Ahora mismo, a la caída de la tarde, en Madrid y tantas otras ciudades del mundo, las gentes se asoman a las ventanas y balcones para estallar en una salva de aplausos… Ojalá que, además de esto, cuando se retiren al interior de sus casas, traten de entrar también dentro de sí, para ser “conscientes”… Menos egoístas, más generosos; menos altaneros, más humildes. Y, sobre todo capaces de reflexionar ante tantas modas y personajes famosos, superficiales y vacíos de todo valor humano, porque el último baluarte frente a toda moda estúpida e insubstancial, cuando no obscena, que se empecinan en difundir algunas emisoras de TV, y la única defensa, es la conciencia personal.

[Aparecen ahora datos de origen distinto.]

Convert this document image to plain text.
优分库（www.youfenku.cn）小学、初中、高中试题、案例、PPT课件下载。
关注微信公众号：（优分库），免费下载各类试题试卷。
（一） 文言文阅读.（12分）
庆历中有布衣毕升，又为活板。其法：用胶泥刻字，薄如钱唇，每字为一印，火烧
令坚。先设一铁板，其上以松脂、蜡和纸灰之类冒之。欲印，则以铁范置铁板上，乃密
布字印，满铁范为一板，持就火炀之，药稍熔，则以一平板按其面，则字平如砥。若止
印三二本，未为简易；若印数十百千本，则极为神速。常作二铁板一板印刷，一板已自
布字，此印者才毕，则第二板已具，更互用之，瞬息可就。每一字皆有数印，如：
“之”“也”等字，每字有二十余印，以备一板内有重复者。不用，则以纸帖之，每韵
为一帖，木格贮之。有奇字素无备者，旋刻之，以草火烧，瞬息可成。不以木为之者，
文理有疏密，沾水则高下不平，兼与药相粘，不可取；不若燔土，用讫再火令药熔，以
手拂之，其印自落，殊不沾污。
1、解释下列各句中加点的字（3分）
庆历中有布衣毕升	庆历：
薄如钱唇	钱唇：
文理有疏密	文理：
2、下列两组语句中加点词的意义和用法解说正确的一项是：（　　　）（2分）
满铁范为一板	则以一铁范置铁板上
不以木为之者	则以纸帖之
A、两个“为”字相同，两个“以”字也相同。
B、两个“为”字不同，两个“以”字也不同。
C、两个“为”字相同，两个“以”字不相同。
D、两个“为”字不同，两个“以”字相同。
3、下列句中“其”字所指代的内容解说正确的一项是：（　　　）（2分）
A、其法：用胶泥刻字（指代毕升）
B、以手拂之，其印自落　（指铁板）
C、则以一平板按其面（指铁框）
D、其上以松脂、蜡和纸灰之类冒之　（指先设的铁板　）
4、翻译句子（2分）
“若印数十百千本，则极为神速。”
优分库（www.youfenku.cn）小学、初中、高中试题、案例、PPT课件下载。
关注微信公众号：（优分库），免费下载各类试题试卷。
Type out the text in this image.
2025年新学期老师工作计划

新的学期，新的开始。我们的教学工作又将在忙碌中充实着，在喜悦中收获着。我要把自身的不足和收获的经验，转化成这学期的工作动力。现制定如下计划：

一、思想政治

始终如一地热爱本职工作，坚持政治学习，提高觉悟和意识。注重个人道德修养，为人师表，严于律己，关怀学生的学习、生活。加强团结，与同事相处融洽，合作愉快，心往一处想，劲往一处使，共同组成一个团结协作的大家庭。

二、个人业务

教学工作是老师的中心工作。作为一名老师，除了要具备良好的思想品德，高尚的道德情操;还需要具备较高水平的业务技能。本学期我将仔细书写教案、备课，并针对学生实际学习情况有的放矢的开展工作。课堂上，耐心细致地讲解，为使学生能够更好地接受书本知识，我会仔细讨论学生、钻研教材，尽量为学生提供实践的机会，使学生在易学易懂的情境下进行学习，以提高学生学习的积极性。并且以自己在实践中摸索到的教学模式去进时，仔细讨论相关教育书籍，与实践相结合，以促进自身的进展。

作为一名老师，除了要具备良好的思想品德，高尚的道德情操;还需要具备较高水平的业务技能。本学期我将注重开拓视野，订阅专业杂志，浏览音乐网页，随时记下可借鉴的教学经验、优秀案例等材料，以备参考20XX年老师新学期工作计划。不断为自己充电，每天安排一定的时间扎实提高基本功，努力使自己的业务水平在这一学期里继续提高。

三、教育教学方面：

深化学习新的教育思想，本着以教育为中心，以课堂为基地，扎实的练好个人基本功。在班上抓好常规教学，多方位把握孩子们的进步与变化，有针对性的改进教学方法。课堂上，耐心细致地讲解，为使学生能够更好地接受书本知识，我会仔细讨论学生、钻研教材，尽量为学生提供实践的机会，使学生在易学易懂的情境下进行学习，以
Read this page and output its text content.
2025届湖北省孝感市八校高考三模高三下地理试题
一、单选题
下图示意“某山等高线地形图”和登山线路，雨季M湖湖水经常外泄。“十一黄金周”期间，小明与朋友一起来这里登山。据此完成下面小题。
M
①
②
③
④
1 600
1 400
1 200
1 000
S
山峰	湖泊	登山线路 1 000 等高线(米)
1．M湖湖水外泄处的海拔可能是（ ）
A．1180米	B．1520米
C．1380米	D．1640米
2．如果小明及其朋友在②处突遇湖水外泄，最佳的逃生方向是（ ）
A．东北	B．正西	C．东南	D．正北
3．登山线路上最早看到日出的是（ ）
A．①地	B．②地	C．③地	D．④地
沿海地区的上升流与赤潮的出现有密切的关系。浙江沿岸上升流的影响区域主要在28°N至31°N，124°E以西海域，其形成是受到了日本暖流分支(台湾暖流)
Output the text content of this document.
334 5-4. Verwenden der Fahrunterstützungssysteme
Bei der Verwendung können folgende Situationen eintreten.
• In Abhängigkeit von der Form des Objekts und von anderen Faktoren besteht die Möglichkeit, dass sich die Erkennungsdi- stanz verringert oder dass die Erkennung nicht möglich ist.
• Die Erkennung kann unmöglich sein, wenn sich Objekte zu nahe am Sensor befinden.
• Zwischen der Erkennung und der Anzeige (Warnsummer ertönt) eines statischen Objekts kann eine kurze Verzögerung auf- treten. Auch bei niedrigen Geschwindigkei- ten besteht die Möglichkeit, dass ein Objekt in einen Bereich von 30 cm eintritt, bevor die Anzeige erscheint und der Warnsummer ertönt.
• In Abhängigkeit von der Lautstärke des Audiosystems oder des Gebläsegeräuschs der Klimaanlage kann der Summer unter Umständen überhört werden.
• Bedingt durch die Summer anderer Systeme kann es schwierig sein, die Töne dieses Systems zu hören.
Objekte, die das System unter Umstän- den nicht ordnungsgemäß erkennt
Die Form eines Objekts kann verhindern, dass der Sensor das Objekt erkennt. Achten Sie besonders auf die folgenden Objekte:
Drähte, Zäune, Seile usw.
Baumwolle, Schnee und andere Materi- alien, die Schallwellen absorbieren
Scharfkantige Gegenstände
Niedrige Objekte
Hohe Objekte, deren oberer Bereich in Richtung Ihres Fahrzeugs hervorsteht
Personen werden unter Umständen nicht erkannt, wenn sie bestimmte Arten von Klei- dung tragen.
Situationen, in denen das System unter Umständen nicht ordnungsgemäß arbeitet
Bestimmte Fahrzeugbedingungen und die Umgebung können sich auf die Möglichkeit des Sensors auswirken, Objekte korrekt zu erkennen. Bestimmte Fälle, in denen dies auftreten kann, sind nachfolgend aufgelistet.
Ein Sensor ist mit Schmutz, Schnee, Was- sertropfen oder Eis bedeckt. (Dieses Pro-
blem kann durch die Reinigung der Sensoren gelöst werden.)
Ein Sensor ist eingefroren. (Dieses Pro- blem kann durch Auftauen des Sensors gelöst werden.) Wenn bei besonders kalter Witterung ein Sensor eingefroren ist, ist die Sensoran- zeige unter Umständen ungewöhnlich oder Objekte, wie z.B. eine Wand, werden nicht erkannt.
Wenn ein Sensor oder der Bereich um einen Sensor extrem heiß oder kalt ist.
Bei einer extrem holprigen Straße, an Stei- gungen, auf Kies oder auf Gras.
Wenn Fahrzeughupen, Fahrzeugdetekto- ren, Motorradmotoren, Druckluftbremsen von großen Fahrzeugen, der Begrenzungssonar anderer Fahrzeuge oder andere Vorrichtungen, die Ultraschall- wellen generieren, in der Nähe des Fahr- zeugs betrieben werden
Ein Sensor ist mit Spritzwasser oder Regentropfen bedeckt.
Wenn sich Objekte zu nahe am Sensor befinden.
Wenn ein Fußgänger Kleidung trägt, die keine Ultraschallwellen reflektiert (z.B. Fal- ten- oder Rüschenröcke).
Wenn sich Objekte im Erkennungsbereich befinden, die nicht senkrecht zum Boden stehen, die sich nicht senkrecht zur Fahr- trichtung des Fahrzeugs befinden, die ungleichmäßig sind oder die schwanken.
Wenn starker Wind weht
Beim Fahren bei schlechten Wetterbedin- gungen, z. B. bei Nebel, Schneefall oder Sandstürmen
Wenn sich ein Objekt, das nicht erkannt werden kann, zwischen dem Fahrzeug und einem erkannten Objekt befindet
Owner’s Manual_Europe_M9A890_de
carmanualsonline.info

Existencialmente, la vida humana, en todo caso dramática, puede resultar siendo trágica. En ocasiones como la de esta plaga vírica que hoy sufre el mundo y en otras que quizá podrían resultar mucho peores. Pero también pudiera tener perfectamente la existencia un final sin fin, eternamente feliz. Para ello es rigurosamente necesaria la Fe, la fe en el Dios creador, del cosmos universal y del hombre. Pero la fe no se vende en las Farmacias, como las mascarillas, los guantes de látex y los respiradores. Mucho menos aún. La fe es un don de Dios que no se puede adquirir, sino tan sólo pedir humildemente. Con la alentadora salvedad que el Papa Juan Pablo II efectuó al periodista italiano Vittorio Messori: “En la búsqueda misma de la fe está ya presente una forma de fe, una forma implícita, y por eso queda ya cumplida la condición necesaria para la salvación.” Más aún que alentadora, esta afirmación es liberadora y encierrra la gran esperanza de todo ser humano: Basta con buscar y pedir. Sin caer en la desesperación.